D’après la littérature scientifique, Mélanie L’Écuyer a pris une excellente décision en quittant la ville pour la campagne. À la fin du mois, elle se retrouve avec pas mal plus d’argent dans ses poches, un facteur déterminant pour la santé !

D’après Santé Canada, le niveau de revenu et le statut social constituent le premier déterminant de la santé. Pas très loin derrière, on trouve l’éducation et le réseau social. Et le système de santé, souvent blâmé, arrive au 10e rang. En clair? Plus on est riche, plus on a de chances d’être en bonne santé. L’espérance de vie des gens qui habitent à Westmount et à Outremont est de 10 ans supérieure à celle des gens du Centre-Sud.
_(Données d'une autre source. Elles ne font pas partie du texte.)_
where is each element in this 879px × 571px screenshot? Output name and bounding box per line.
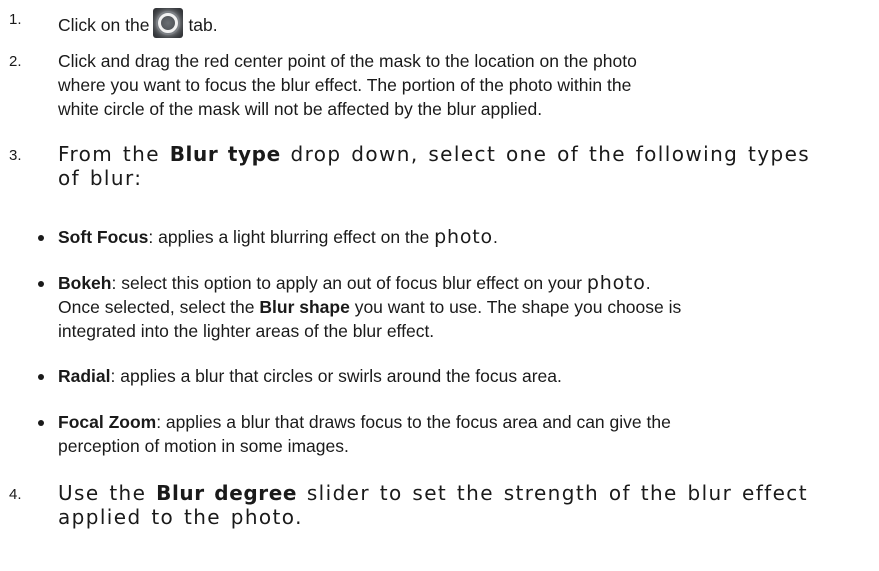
list-item-text: Soft Focus: applies a light blurring eff… (58, 226, 498, 248)
step-text-bold: Blur type (169, 142, 281, 166)
bullet-dot (38, 374, 44, 380)
bullet-dot (38, 281, 44, 287)
list-item-text: Bokeh: select this option to apply an ou… (58, 272, 651, 294)
step-number: 4. (9, 486, 22, 503)
list-item-text: Radial: applies a blur that circles or s… (58, 366, 562, 386)
focus-ring-tab-icon (153, 8, 184, 38)
list-item-text-line: integrated into the lighter areas of the… (58, 321, 435, 341)
step-text: Click on the tab. (58, 8, 218, 38)
step-text-post: drop down, select one of the following t… (290, 142, 811, 166)
step-text-line: white circle of the mask will not be aff… (58, 99, 543, 119)
bullet-dot (38, 235, 44, 241)
step-text-line: applied to the photo. (58, 505, 303, 529)
list-item-text: Focal Zoom: applies a blur that draws fo… (58, 412, 671, 432)
list-item-text-line: perception of motion in some images. (58, 436, 349, 456)
step-text-line: where you want to focus the blur effect.… (58, 75, 632, 95)
step-number: 1. (9, 11, 22, 28)
step-text-line: Click and drag the red center point of t… (58, 51, 637, 71)
list-item-term: Radial (58, 366, 111, 386)
step-text-line: Use the Blur degree slider to set the st… (58, 481, 808, 505)
step-text-pre: Use the (58, 481, 147, 505)
list-item-text-line: Once selected, select the Blur shape you… (58, 297, 682, 317)
list-item-term: Focal Zoom (58, 412, 157, 432)
step-text-line: From the Blur type drop down, select one… (58, 142, 810, 166)
list-item-term: Bokeh (58, 273, 112, 293)
step-text-line: of blur: (58, 166, 143, 190)
step-text-post: slider to set the strength of the blur e… (306, 481, 808, 505)
bullet-dot (38, 420, 44, 426)
list-item-term: Soft Focus (58, 227, 149, 247)
step-number: 3. (9, 147, 22, 164)
step-text-pre: From the (58, 142, 160, 166)
step-text-bold: Blur degree (156, 481, 298, 505)
step-text-after: tab. (188, 15, 218, 35)
step-number: 2. (9, 53, 22, 70)
step-text-before: Click on the (58, 15, 150, 35)
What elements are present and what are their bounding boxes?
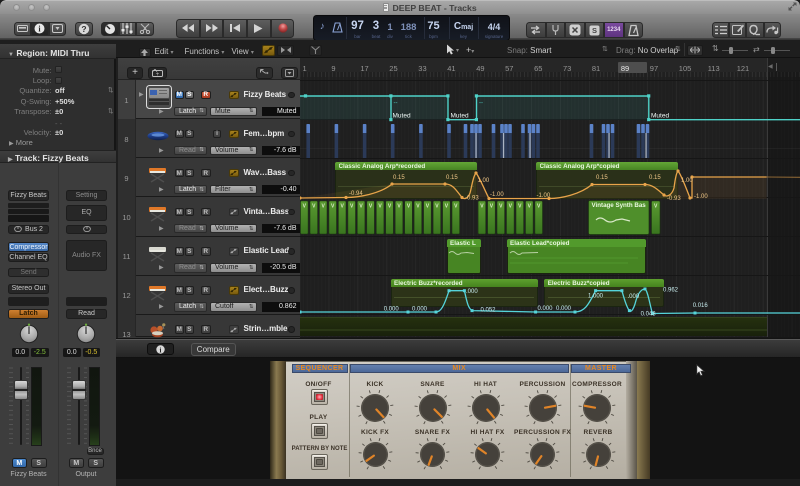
svg-text:1.00: 1.00 [478,178,490,184]
svg-text:0.962: 0.962 [663,288,679,294]
svg-text:Muted: Muted [451,113,469,120]
svg-text:--: -- [479,101,483,107]
svg-text:-1.00: -1.00 [537,193,551,199]
svg-text:0.15: 0.15 [446,175,458,181]
svg-text:.000: .000 [628,294,640,300]
svg-text:0.000: 0.000 [384,307,400,313]
svg-text:0.000: 0.000 [538,306,554,312]
svg-text:?: ? [81,24,86,34]
svg-text:0.048: 0.048 [641,312,657,318]
svg-text:-0.93: -0.93 [465,196,479,202]
svg-text:--: -- [394,101,398,107]
svg-text:0.15: 0.15 [393,175,405,181]
svg-text:-1.00: -1.00 [694,194,708,200]
svg-text:S: S [592,26,597,35]
svg-text:Muted: Muted [393,113,411,120]
svg-text:1.00: 1.00 [681,178,693,184]
svg-text:1.000: 1.000 [588,294,604,300]
svg-text:0.000: 0.000 [412,307,428,313]
svg-text:.000: .000 [466,289,478,295]
svg-text:-1.00: -1.00 [490,192,504,198]
svg-text:0.000: 0.000 [556,306,572,312]
svg-text:-0.94: -0.94 [349,191,363,197]
svg-text:0.052: 0.052 [481,308,497,314]
svg-text:0.016: 0.016 [693,303,709,309]
svg-text:+: + [155,71,159,76]
svg-text:i: i [160,346,162,354]
svg-text:Muted: Muted [651,113,669,120]
svg-text:0.15: 0.15 [649,175,661,181]
svg-text:0.15: 0.15 [596,175,608,181]
svg-text:-0.93: -0.93 [667,196,681,202]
Que dire alors d’un pays riche comme les États-Unis dont la population est aussi mal en point ? Le chercheur Stephen Bezrushka, de l’Université de Seattle, s’est intéressé de près à la question. Ses travaux indiquent qu’au-delà du niveau de revenu par habitant d’un pays donné, au-delà du PIB., c’est plutôt la distribution équitable de la richesse qui a des répercussions sur la santé de la population. Aux États-Unis, avec le meilleur revenu per capita au monde, l’espérance de vie est plus courte (78 ans) que pour la plupart des pays riches (toujours au-dessus de 80 ans) et même que Cuba où l’espérance de vie est aussi de 78 ans et où la richesse est répartie de façon plus égalitaire.
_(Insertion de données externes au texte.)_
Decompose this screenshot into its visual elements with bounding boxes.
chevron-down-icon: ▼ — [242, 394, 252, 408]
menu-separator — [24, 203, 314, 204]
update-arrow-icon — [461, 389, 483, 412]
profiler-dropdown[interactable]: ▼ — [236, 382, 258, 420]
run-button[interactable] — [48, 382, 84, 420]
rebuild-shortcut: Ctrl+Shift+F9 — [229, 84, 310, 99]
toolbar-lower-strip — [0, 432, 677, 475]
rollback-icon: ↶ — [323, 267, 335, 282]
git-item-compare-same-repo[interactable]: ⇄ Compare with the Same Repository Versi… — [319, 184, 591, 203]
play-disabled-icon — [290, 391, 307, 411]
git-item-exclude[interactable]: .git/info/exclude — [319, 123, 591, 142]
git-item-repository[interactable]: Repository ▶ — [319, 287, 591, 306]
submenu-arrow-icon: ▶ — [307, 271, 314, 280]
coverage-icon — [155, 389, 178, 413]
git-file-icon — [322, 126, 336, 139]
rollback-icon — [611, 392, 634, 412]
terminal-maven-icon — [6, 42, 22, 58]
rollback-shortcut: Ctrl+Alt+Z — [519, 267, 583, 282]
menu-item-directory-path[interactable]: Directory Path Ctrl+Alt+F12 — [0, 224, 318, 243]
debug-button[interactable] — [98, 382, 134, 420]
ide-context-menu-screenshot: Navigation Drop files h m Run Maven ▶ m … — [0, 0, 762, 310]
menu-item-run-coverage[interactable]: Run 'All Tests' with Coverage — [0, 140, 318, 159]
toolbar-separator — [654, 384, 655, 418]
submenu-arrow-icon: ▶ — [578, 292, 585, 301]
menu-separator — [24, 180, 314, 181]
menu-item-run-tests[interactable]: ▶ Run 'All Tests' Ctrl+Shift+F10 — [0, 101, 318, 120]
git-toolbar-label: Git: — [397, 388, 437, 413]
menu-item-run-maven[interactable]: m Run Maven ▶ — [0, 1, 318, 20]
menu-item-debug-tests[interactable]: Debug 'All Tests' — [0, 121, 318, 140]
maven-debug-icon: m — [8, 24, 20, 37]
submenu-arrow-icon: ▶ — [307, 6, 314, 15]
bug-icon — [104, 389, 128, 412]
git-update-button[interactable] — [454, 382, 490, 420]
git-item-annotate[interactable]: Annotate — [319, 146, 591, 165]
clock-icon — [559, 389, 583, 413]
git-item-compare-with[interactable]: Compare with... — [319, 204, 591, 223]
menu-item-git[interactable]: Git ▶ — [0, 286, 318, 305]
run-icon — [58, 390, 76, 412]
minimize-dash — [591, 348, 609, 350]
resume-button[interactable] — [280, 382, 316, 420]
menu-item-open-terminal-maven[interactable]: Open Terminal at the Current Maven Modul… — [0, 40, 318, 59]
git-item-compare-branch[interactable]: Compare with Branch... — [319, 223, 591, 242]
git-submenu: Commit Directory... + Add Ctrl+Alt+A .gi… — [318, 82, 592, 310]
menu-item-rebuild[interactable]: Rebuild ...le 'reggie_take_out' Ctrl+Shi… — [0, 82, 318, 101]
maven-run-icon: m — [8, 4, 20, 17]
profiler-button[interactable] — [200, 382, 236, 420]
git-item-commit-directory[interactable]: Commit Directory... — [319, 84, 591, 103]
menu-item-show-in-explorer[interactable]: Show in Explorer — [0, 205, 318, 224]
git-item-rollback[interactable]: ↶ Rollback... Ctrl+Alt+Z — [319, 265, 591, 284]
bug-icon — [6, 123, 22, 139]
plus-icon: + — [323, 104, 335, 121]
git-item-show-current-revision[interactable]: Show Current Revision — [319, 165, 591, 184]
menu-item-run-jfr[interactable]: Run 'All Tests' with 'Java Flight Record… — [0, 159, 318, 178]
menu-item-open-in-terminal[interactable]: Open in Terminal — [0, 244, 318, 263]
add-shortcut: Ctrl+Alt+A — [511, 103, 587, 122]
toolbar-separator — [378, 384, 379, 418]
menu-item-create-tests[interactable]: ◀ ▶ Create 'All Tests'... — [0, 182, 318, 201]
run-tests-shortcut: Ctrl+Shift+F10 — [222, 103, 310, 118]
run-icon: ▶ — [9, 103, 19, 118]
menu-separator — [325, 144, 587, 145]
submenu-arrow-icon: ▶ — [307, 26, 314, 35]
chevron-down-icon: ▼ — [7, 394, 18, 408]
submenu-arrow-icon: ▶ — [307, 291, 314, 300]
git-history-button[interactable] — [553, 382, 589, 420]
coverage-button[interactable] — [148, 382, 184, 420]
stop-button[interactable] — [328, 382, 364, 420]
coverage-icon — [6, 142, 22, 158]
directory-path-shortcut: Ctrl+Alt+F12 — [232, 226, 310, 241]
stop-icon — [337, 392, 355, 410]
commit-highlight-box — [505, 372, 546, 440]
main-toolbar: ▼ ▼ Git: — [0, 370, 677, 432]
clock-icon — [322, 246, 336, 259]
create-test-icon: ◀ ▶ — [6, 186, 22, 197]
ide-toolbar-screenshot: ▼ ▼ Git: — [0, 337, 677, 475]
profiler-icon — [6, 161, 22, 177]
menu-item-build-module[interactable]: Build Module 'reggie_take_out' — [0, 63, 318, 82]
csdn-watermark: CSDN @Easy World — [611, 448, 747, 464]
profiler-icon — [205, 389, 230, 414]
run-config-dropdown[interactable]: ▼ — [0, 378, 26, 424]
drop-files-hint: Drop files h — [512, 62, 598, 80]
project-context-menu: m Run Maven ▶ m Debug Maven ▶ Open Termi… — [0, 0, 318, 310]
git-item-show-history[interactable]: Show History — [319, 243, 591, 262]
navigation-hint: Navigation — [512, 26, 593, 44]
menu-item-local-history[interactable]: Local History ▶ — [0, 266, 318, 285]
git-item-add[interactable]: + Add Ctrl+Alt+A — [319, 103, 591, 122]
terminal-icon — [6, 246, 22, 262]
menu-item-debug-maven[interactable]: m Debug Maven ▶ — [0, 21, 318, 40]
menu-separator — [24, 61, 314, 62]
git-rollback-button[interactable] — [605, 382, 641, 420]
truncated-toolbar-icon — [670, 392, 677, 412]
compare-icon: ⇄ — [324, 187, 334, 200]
Comme les crises économiques entraînent un appauvrissement de la population, doit-on s’attendre à une diminution de l’espérance de vie ? Selon Bezrushka, non. Au cours du vingtième siècle, l’espérance de vie a augmenté progressivement dans tous les pays industrialisés. Et en période de récession, contrairement à ce qu’on pourrait croire, la situation continuait de s’améliorer, et le taux de mortalité baissait ! Explication ? Les gens se serrent la ceinture; ils fument moins, mangent moins et boivent moins et voient davantage leurs familles et leurs amis

On aura réussi, somme toute, à trouver un effet positif à la récession : elle nous aide à vivre plus longtemps !

Le Canada consacre 9,5 % de son PIB à la santé pour une espérance de vie de 81 ans.

Sources

Stephen Bezruchka, département des services de santé et de la santé globale de l’École de santé publique de l’Université de Washington à Seattle.